Tra le richieste avanzate da Karayilan vi è la cessazione degli attacchi delle forze di sicurezza turche contro i civili kurdi nel sudest del paese e lo stop immediato agli arresti dei politici kurdi.

Al tempo stesso il Pkk chiede un riconoscimento reale dei diritti linguistici e culturali dei kurdi, che in Turchia ammontano a 12 milioni di persone, costituendo quasi un quinto della popolazione totale del paese.

Un rifiuto da parte di Ankara – ha precisato lo stesso Karayilan – porterebbe a un inasprimento del conflitto. In quel caso, ha detto al network britannico, “dovremo annunciare l’indipendenza”.

No comment

Per il momento da Ankara non è arrivata una risposta ufficiale.

L’unico commento è quello di un funzionario del governo guidato da Recep Tayyip Erdogan, secondo cui la Turchia “non ha l’abitudine di commentare le dichiarazioni dei terroristi”.

Del resto, altre volte il Pkk ha proposto alla Turchia di abbandonare le armi in cambio dell’accoglimento delle proprie richieste, ottenendo sempre come risposta un secco “no”.

Eppure – come ha sottolineato anche il reporter della Bbc Gabriel Gatehouse, che ha effettuato l’intervista a Karayilan nel suo rifugio nel nord dell’Iraq – questa volta la proposta kurda non lascia spazio a dubbi e potrebbe essere accolta in maniera differente rispetto al passato.

L’aspetto più rilevante è che per la prima volta il Pkk non pone come condizione la liberazione dei guerriglieri detenuti nelle carceri turche, né fa riferimento allo status di Abdullah Ocalan, il leader storico dell’organizzazione condannato all’ergastolo e imprigionato nel carcere dell’isola di Imrali.

Al tempo stesso è diverso il clima generale in Turchia. Solo un anno fa il Partito di giustizia e sviluppo (Akp), la formazione attualmente al governo, aveva alimentato le speranze di pace annunciando una “iniziativa democratica” per il riconoscimento dei diritti della popolazione kurda, che tuttavia non ha mai avuto seguito.

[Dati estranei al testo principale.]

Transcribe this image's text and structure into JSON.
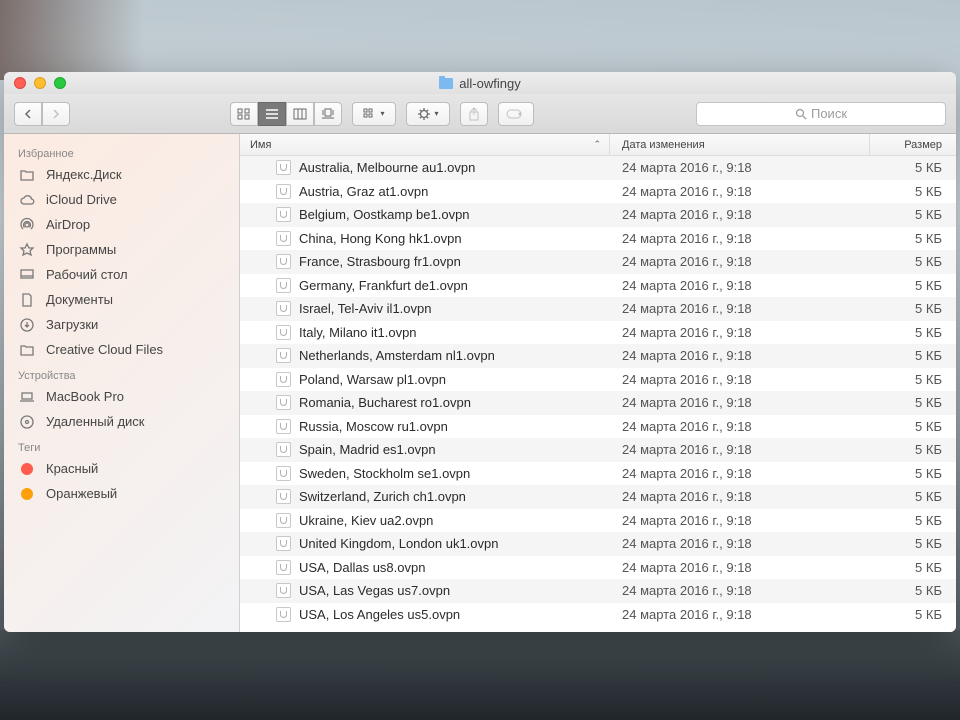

Nuova svolta nel conflitto?

L’abbandono di quella che lo stesso Karayilan ha definito “la via democratica” ha condotto negli ultime settimane a un nuovo inasprimento dello scontro armato nel sudest, con decine di morti e feriti su entrambi i fronti.

A inizio giugno il Pkk ha abbandonato ufficialmente il cessate-il-fuoco proclamato unilateralmente e negli ultimi giorni in Turchia si è tornato a parlare di una possibile massiccia offensiva in nord Iraq, contro i rifugi della guerriglia kurda.

Le inattese dichiarazioni di Karayilan potrebbero anticipare una nuova svolta in questo lungo conflitto.